1 Samuel 15:1  Samuel also said to Saul, "Yahweh sent me to anoint you king over His people, over Israel. Now therefore, heed the voice of the words of Yahweh. 2Thus says Yahweh of hosts: 'I will punish Amalek for what he did to Israel, how he ambushed him on the way when he came up from Egypt. 3Now go and attack Amalek, and utterly destroy all that they have, and do not spare them.
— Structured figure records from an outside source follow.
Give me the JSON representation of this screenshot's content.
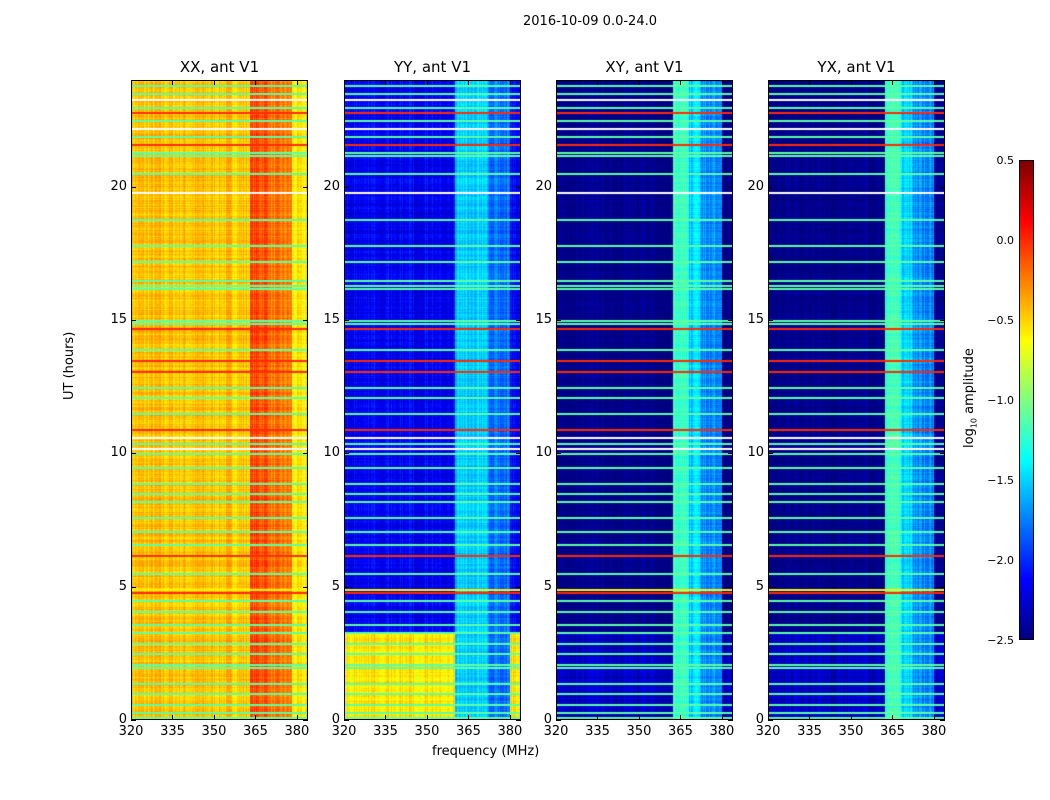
{
  "chart_data": {
    "type": "heatmap",
    "title": "2016-10-09 0.0-24.0",
    "xlabel": "frequency (MHz)",
    "ylabel": "UT (hours)",
    "xlim": [
      320,
      384
    ],
    "ylim": [
      0,
      24
    ],
    "xticks": [
      "320",
      "335",
      "350",
      "365",
      "380"
    ],
    "xtick_values": [
      320,
      335,
      350,
      365,
      380
    ],
    "yticks": [
      "0",
      "5",
      "10",
      "15",
      "20"
    ],
    "ytick_values": [
      0,
      5,
      10,
      15,
      20
    ],
    "colormap": "jet",
    "colorbar": {
      "label_main": "log",
      "label_sub": "10",
      "label_rest": " amplitude",
      "range": [
        -2.5,
        0.5
      ],
      "ticks": [
        "0.5",
        "0.0",
        "−0.5",
        "−1.0",
        "−1.5",
        "−2.0",
        "−2.5"
      ],
      "tick_values": [
        0.5,
        0.0,
        -0.5,
        -1.0,
        -1.5,
        -2.0,
        -2.5
      ]
    },
    "panels": [
      {
        "title": "XX, ant V1",
        "base": -0.45,
        "low_base": -0.45,
        "band": [
          [
            363,
            370,
            -0.1
          ],
          [
            370,
            378,
            -0.25
          ],
          [
            378,
            383,
            -0.6
          ]
        ]
      },
      {
        "title": "YY, ant V1",
        "base": -2.15,
        "low_base": -0.55,
        "band": [
          [
            360,
            372,
            -1.5
          ],
          [
            372,
            380,
            -1.8
          ]
        ]
      },
      {
        "title": "XY, ant V1",
        "base": -2.5,
        "low_base": -2.3,
        "band": [
          [
            362,
            368,
            -1.2
          ],
          [
            368,
            372,
            -1.5
          ],
          [
            372,
            380,
            -1.7
          ]
        ]
      },
      {
        "title": "YX, ant V1",
        "base": -2.5,
        "low_base": -2.3,
        "band": [
          [
            362,
            368,
            -1.2
          ],
          [
            368,
            372,
            -1.5
          ],
          [
            372,
            380,
            -1.7
          ]
        ]
      }
    ],
    "low_region_hours": [
      0,
      3.3
    ],
    "flagged_rows": [
      [
        0.1,
        -1.1
      ],
      [
        0.3,
        -1.1
      ],
      [
        0.6,
        -1.1
      ],
      [
        1.0,
        -1.1
      ],
      [
        1.4,
        -1.1
      ],
      [
        2.0,
        -1.1
      ],
      [
        2.1,
        -1.1
      ],
      [
        2.5,
        -1.1
      ],
      [
        2.9,
        -1.1
      ],
      [
        3.3,
        -1.1
      ],
      [
        3.6,
        -1.1
      ],
      [
        4.1,
        -1.1
      ],
      [
        4.5,
        -1.1
      ],
      [
        4.8,
        0.0
      ],
      [
        4.9,
        -0.6
      ],
      [
        5.5,
        -1.1
      ],
      [
        6.2,
        0.0
      ],
      [
        6.6,
        -1.1
      ],
      [
        7.1,
        -1.1
      ],
      [
        7.6,
        -1.1
      ],
      [
        8.2,
        -1.1
      ],
      [
        8.5,
        -1.1
      ],
      [
        8.9,
        -1.1
      ],
      [
        9.5,
        -1.1
      ],
      [
        10.0,
        -1.1
      ],
      [
        10.2,
        null
      ],
      [
        10.4,
        -1.1
      ],
      [
        10.6,
        null
      ],
      [
        10.9,
        0.0
      ],
      [
        11.5,
        -1.1
      ],
      [
        12.1,
        -1.1
      ],
      [
        12.5,
        -1.1
      ],
      [
        13.1,
        0.0
      ],
      [
        13.5,
        0.0
      ],
      [
        13.9,
        -1.1
      ],
      [
        14.7,
        0.0
      ],
      [
        14.9,
        -1.1
      ],
      [
        15.0,
        -1.1
      ],
      [
        16.2,
        -1.1
      ],
      [
        16.3,
        -1.1
      ],
      [
        16.5,
        -1.1
      ],
      [
        17.2,
        -1.1
      ],
      [
        17.8,
        -1.1
      ],
      [
        18.8,
        -1.1
      ],
      [
        19.8,
        null
      ],
      [
        20.5,
        -1.1
      ],
      [
        21.2,
        -1.1
      ],
      [
        21.3,
        -1.1
      ],
      [
        21.6,
        0.0
      ],
      [
        21.9,
        -1.1
      ],
      [
        22.2,
        null
      ],
      [
        22.5,
        -1.1
      ],
      [
        22.8,
        0.0
      ],
      [
        23.0,
        -1.1
      ],
      [
        23.3,
        null
      ],
      [
        23.5,
        -1.1
      ],
      [
        23.8,
        -1.1
      ]
    ]
  }
}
But kill both man and woman, infant and nursing child, ox and sheep, camel and donkey.'"

This passage explicitly states that Yahweh commanded the infants and nursing children to be included in the massacre, and the text further along claims that Saul "utterly destroyed all the people with the edge of the sword" (v:8).  What is particularly offensive about this case is that the reason that Yahweh gave for this command was the Amalekite ambush of the Israelites when they came up from Egypt (v:2), but this attack on Israel had happened over 400 years earlier.  Hence, the Bible actually claims that Yahweh commanded the genocide of an entire nation, including their children and babies, for something that their ancestors had done four centuries earlier.  What was done here would be comparable to our  president ordering the U. S. Army to massacre all descendants of a Native American tribe that had attacked the Jamestown settlers in the early 1600s.  If such a massacre were ordered and executed, the public, including even fundamentalist Bible believers, would be morally outraged, yet they flock to their churches week after week to worship a god who, according to the Bible, once commanded a comparable massacre.  Religious indoctrination has an insidious way of stripping people of  their ability to reason logically.

As in the case of the massacres during the Canaanite conquests, Bible believers will resort to all kinds of excuses to try to justify the Amalekite massacre.  God created life, so he has the right to take life; the Amalekites were so wicked that God had to remove them from the face of the earth; if the Amalekite children were allowed to live, they would have grown up to be wicked like their parents; God did those Amalekite children a favor by killing them at an age when they would go to heaven; and so on ad nauseam.  They offer all kinds of explanations for why tales like this one are in the Bible except what is most probably the real reason so much blood and gore is in the Old Testament.  The ancient Hebrews were typical of their barbaric times, so their society was a cruel one.  The literature of the time shows that it was commonplace for armies to massacre entire populations in time of war and to believe that what they were doing was what their gods wanted them to do.  Hence, the ones who recorded tales of atrocity like the Canaanite and Amalekite massacres presented them as acts that had been commanded and favored by their gods, whom they had created in their own barbaric images.

In reality, then, the god Yahweh, who didn't even exist, never commanded these massacres.  The Hebrews committed the atrocities--if they even happened at all--and then attributed their actions to the will of their god.  Bible believers, of course, can never accept this most likely explanation for these stories, and so they are left in the embarrassing position of having to stretch imagination to absurd limits in order to find some way to justify a god who would command atrocities like those noted above.  Hence, they have to explain why if the warning of the Beltway snipers that children were not safe anywhere at any time was morally repugnant, the massacres of children, commanded by the god Yahweh, would not also be morally repugnant.

Perhaps they will argue that times have changed and what was morally acceptable then is not morally acceptable today, but if they take that course, they will be saying that morality is not absolute and so it changes with the times.  If they do that, however, they will be saying that "God" also changes, whereas the Bible says differently: "For I am Yahweh, I do not change" (Mal. 3:6). 

"Your children are not safe anywhere at any time" was a morally repugnant dictum.  Those who were offended by it should be equally offended by the biblical tales that attributed disregard for children to the god they worship.